Paper SS-TuP29
CO Oxidation over Au/TiO₂ Model Catalyst

Tuesday, October 30, 2012, 6:00 pm, Room Central Hall

In this work we have investigated the reaction mechanism and active sites for CO oxidation over the Au/TiO₂ model surface and Au single crystal surfaces, along with the role of moisture CO.

We examined the effect of moisture on the CO₂ formation rate at the reaction temperature of 300 and 400 K. The CO₂ formation rate at 300 K was increased significantly with increasing H₂O partial pressure up to 0.1 Torr, and then gradually decreased with H₂O pressure. In contrast, no promotional effect of H₂O was observed at the reaction temperature of 400 K. The moisture has an essential role to promote the CO oxidation reaction over Au/TiO₂ catalyst at low temperature, whereas the CO oxidation reaction proceeded without moisture with high reaction temperature. This important observation indicates that the CO oxidation mechanism over Au/TiO₂ is different between 300 and 400 K, considering that the activation process of oxygen molecules strongly depended on a reaction temperature. That is, molecular oxygen has been activated directly over the Au surface at the high temperature while the moisture takes part in the activation of the oxygen molecule at low reaction temperature.

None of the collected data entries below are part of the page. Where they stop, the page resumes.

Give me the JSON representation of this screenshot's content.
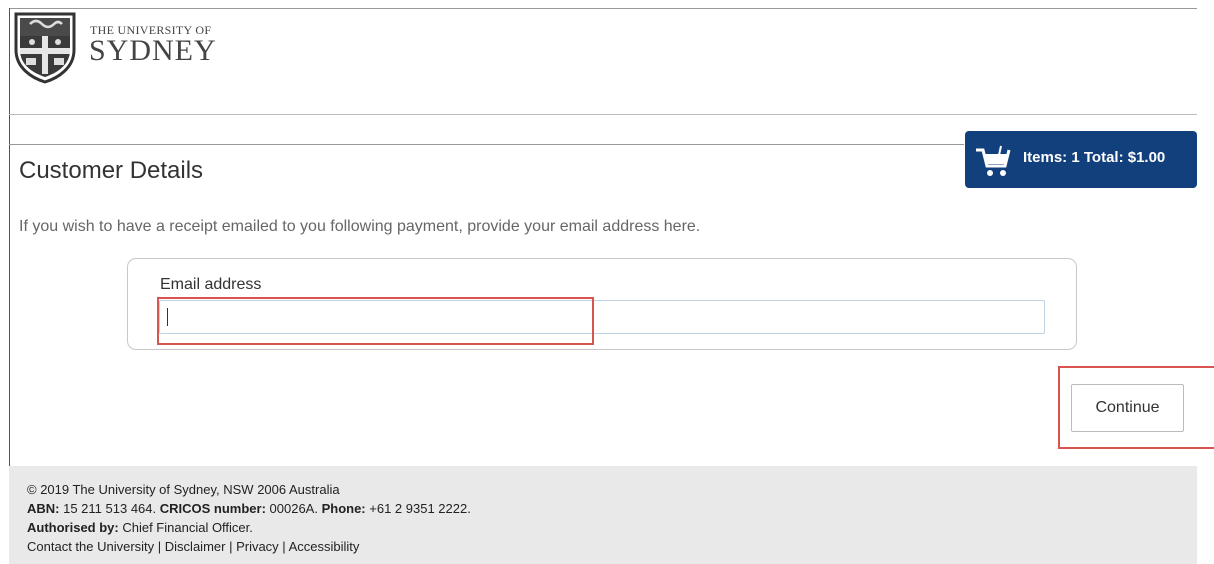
{
  "header": {
    "brand_small": "THE UNIVERSITY OF",
    "brand_big": "SYDNEY",
    "logo_icon": "university-crest-icon"
  },
  "cart": {
    "icon": "shopping-cart-icon",
    "label": "Items: 1 Total: $1.00",
    "bg_color": "#12407c"
  },
  "page": {
    "title": "Customer Details",
    "intro": "If you wish to have a receipt emailed to you following payment, provide your email address here."
  },
  "form": {
    "email_label": "Email address",
    "email_value": "",
    "email_placeholder": ""
  },
  "actions": {
    "continue_label": "Continue"
  },
  "highlights": {
    "color": "#d9534f"
  },
  "footer": {
    "copyright": "© 2019 The University of Sydney, NSW 2006 Australia",
    "abn_label": "ABN:",
    "abn_value": " 15 211 513 464. ",
    "cricos_label": "CRICOS number:",
    "cricos_value": " 00026A. ",
    "phone_label": "Phone:",
    "phone_value": " +61 2 9351 2222.",
    "authorised_label": "Authorised by:",
    "authorised_value": " Chief Financial Officer.",
    "links": [
      "Contact the University",
      "Disclaimer",
      "Privacy",
      "Accessibility"
    ],
    "link_separator": " | "
  }
}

Next, we examined the turnover frequencies (TOFs) for CO₂ formation at the two reaction temperatures as a function of mean gold particle diameter. To determine whether the active sites for CO oxidation were exposed gold atoms on the gold particles or perimeter sites at the interface between the gold particles and the TiO₂ support, we calculated the TOFs in two ways: (i) by normalizing the total number of exposed Au atoms at the gold particles (TOF–S) and (ii) by normalizing the the total number of gold atoms at the perimeter interfaces (TOF–P). The results clearly showed that the relationship between TOF and mean gold particle diameter depended strongly on reaction temperature. At 300 K, TOF–S decreased with increasing mean gold particle diameter, whereas TOF–P remained nearly constant regardless of particle diameter, suggesting that the active sites for CO oxidation were the gold atoms located at the periphery of the gold particles attached to TiO₂. In contrast, TOF–S at 400 K remained nearly constant regardless of the mean gold particle diameter, indicating that the active sites for CO oxidation were newly created on the gold metal surface at the high temperature. Thus, we can conclude that both the reaction mechanisms and the active sites differed between the low temperature region and the high temperature region.